CP Gurnani is not a man to baulk at a challenge. Following his appointment as CEO of newly rebranded IT services provider Mahindra Satyam in June 2009, it falls on his shoulders to restore confidence in a company blighted by the biggest scandal in Indian corporate history.
Happily for Gurnani, and to the astonishment of everybody else, it was a remarkably positive set of revised interim financial results that Satyam made public shortly after Tech Mahindra agreed to acquire a controlling stake in the company for $550 million in April 2009.
Net profit for the quarter ending December 2008 was $160 million on revenues of $2.3 billion. This suggests that, although former chairman B Ramalinga Raju saw fit to fabricate over $1 billion of revenues, Satyam’s underlying business was not in bad shape. But that quarter took place before Raju’s monumental fraud had been exposed.
The financial impact of the departure of customers including National Australia Bank, US insurance company State Farm and storage hardware manufacture SanDisk, all of whom terminated their contracts in the wake of the corruption scandal, has yet to be seen.
More damaging yet could be the impact on ‘softer’ assets such as company reputation and employee morale. Gurnani insists, however, that the reputation remains intact thanks to the new association, reflected in the company’s rebranding, with the Mahindra Group, one of the venerable old firms of Indian business.
“Mahindra is known for its solidity, its governance, its value and its financial stability,” says Gurnani, who was previously president of Tech Mahindra’s global operations.
“The whole purpose of the Mahindra Satyam brand is to give confidence to my employees, to my customers, to my partners and to the community in general.” He acknowledges, though, that restoring confidence in the company will take more than just a branding refresh. “Building confidence is an everyday affair,” he says. “It is not just about executives talking to each another, it is about my sales guy working together with an Oracle, Microsoft or SAP sales guy to design a new solution. It needs to be reinforced every day.”
As that suggests, employee morale is crucial to Satyam’s rehabilitation. But the company is in the process of drastically reducing head count, hardly a recipe for happy employees.
“We had about a 30% excess of employees,” says Gurnani. That has prompted the introduction of a ‘virtual pool’ of employees, which means that around 10,000 workers not currently engaged in a project – ‘on the bench’ in local parlance – will receive just 40% of their salary.
This is meant as a kinder alternative to mass lay-offs, but Gurnani admits it puts a strain on the community.
“The employees that are on 40% salary and those that are on full salary, they live in the same neighbourhoods, their children go to the same schools,” he says. “How do you deal with that emotion? That is a serious challenge for us now.”
However, Gurnani also reports that morale has held up in spite of the corruption scandal. “You need a crisis to unite people,” he says.
Combined effort
Besides a brand makeover, the association of Satyam with Mahindra has benefits for the former’s service offering, Gurnani argues.
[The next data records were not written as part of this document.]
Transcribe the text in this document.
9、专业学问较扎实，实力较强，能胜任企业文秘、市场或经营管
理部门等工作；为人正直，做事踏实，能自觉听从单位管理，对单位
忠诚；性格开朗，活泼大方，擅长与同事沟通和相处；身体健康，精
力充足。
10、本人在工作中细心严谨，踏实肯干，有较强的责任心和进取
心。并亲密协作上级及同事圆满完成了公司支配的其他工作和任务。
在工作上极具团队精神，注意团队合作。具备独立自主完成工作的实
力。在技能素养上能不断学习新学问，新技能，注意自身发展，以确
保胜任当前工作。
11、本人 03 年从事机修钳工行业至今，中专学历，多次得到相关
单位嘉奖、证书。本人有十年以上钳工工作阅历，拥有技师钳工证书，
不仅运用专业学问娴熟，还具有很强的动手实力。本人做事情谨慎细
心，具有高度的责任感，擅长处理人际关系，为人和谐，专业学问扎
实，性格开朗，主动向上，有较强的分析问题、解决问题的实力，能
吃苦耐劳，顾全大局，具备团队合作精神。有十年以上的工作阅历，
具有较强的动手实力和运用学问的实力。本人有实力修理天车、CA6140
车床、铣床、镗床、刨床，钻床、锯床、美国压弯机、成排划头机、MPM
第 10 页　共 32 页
Tech Mahindra began life as a joint venture between Mahindra and BT, which today owns a 30% stake in the company, and is broadly speaking a telecoms-focused company. It therefore has networking expertise to share, says Gurnani.
Mahindra itself, meanwhile, has a long history in manufacturing. Satyam’s position under the Mahindra umbrella could allow it to extend the R&D contracts it currently has with companies such as EADS or Airbus to include manufacture, Gurnani says.
“Instead of just designing a component, we can also offer to manufacture that component,” he explains. “That means I am taking a risk with the customer; if their product is successful, I profit from the manufacture. We call this ’Art to Part’.”
Gurnani certainly exudes confidence that partnership with his former employer can rescue Satyam from ruin. However, there are many more people he needs to convince of this fact. According to a recent report from Forrester Research, “many [Satyam] clients … are keen to know the road map of the acquisition, and how the integration will pan out”.
The analyst company said it “believes that clients had several concerns about Tech Mahindra emerging as the successful bidder”. The report also criticises what it calls “Satyam/Tech Mahindra’s limited efforts and actions to control further erosion of client confidence”, and it counsels customers to “demand more visibility into the integration process”.
It is now Gurnani’s responsibility to make sure this criticism motivates his employees to reflect his own confidence onto customers. Because while Satyam’s corruption scandal could prove to be the prelude to a turnaround, it is too soon to rule out more misery.